Prostate Study NRG GU003

A Randomized Phase III Trial of Hypofractionated Post-Prostatectomy Radiation Therapy (HYPORT) Versus Conventional Post-Prostatectomy Radiation Therapy (COPORT).


Post-prostatectomy RT has traditionally been delivered in conventional fractionation that can take as long as 6 to 8 weeks to deliver. The proposed study explores an alternative RT dose-fractionation schedule that exploits the radiobiological properties of prostate cancer to shorten overall treatment time called hypofractionation. Patients will be randomized (1:1) to either conventional radiation or hypofractionated radiation.

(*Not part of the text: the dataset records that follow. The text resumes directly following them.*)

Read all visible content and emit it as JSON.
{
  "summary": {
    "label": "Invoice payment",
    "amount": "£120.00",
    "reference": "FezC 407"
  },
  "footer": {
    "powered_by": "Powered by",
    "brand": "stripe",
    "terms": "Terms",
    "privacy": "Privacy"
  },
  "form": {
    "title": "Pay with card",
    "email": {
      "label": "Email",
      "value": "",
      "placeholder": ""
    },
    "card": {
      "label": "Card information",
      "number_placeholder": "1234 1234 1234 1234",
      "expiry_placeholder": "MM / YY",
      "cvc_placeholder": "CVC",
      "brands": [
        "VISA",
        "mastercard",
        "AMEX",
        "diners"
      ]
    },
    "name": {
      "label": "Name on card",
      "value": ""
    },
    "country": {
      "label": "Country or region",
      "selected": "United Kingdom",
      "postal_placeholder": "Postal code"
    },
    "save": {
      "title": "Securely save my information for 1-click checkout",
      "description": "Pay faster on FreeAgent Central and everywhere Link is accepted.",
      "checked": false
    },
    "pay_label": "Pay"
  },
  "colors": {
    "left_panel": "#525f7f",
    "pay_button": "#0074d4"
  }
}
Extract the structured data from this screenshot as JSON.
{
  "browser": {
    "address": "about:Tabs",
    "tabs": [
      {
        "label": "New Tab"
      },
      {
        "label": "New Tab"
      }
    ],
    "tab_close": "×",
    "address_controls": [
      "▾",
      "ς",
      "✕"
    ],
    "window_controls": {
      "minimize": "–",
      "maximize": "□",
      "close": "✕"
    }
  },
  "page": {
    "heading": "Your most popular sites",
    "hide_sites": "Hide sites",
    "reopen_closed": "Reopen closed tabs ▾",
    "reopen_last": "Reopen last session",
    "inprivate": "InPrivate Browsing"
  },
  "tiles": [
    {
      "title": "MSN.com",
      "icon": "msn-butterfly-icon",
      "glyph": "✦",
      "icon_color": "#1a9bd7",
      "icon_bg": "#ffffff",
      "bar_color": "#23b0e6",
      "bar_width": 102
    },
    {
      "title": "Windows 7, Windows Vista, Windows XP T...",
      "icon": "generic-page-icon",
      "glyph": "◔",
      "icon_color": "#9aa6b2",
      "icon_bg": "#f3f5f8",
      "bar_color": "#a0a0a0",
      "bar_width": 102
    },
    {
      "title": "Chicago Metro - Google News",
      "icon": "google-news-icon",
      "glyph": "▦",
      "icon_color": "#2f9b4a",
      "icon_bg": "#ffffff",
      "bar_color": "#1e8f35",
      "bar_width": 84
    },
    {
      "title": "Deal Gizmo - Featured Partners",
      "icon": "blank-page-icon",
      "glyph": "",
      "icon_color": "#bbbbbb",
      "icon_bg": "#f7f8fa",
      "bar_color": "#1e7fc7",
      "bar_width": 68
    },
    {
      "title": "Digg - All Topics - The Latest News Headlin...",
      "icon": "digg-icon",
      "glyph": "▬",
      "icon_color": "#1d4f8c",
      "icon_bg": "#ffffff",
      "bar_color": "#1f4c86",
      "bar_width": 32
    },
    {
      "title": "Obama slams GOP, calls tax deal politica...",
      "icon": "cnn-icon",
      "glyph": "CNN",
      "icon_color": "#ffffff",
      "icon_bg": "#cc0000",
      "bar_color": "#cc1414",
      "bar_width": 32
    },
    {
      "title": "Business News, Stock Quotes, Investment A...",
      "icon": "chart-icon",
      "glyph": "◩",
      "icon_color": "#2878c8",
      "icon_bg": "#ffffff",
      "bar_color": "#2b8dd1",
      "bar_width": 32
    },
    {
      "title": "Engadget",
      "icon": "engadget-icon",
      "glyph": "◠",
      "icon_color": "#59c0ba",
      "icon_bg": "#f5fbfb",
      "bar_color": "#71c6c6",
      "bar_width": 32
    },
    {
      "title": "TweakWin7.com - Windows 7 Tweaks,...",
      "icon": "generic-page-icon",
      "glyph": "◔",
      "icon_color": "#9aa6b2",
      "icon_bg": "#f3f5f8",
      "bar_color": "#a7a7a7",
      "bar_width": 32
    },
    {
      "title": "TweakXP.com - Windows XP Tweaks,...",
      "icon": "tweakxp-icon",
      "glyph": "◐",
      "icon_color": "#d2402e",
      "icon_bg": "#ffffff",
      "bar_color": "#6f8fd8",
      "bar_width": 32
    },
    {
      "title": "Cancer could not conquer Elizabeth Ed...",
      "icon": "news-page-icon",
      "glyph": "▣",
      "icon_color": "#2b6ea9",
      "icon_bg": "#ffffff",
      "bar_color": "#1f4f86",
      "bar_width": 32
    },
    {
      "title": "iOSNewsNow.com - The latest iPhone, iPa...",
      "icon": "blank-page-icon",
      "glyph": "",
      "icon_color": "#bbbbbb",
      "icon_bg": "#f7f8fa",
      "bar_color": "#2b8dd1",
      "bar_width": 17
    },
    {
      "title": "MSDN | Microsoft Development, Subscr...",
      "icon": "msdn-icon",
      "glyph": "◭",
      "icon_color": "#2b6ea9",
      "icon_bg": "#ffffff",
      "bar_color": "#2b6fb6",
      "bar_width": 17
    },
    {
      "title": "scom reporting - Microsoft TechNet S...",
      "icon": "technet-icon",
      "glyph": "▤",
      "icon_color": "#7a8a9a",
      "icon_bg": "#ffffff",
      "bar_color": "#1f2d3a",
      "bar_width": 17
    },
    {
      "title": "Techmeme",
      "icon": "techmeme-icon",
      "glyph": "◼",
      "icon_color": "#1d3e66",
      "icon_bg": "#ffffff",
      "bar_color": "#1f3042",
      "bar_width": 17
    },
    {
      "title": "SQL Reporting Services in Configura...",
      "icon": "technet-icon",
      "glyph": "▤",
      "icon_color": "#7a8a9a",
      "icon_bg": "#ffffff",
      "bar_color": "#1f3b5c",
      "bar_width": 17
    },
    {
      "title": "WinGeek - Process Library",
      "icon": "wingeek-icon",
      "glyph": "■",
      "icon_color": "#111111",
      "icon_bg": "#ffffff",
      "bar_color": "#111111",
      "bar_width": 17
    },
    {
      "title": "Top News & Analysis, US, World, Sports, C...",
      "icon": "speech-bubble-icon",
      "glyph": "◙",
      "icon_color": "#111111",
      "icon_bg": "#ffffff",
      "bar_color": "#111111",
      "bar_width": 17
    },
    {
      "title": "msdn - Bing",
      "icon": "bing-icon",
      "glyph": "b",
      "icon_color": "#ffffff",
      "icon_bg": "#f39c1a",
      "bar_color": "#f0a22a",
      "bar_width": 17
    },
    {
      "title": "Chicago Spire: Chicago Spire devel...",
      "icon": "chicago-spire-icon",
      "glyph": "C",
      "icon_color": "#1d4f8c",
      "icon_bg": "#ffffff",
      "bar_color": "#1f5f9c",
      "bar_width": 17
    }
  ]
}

The potential advantages of hypofractionation are: 1) increased convenience to patients because of fewer treatment days, 2) reduced cost to patients because of reduced travel expenses and copays, 3) improved resource utilization for physicians because of the fewer number of treatments per patient and overall, 4) and consequently reduced cost to society.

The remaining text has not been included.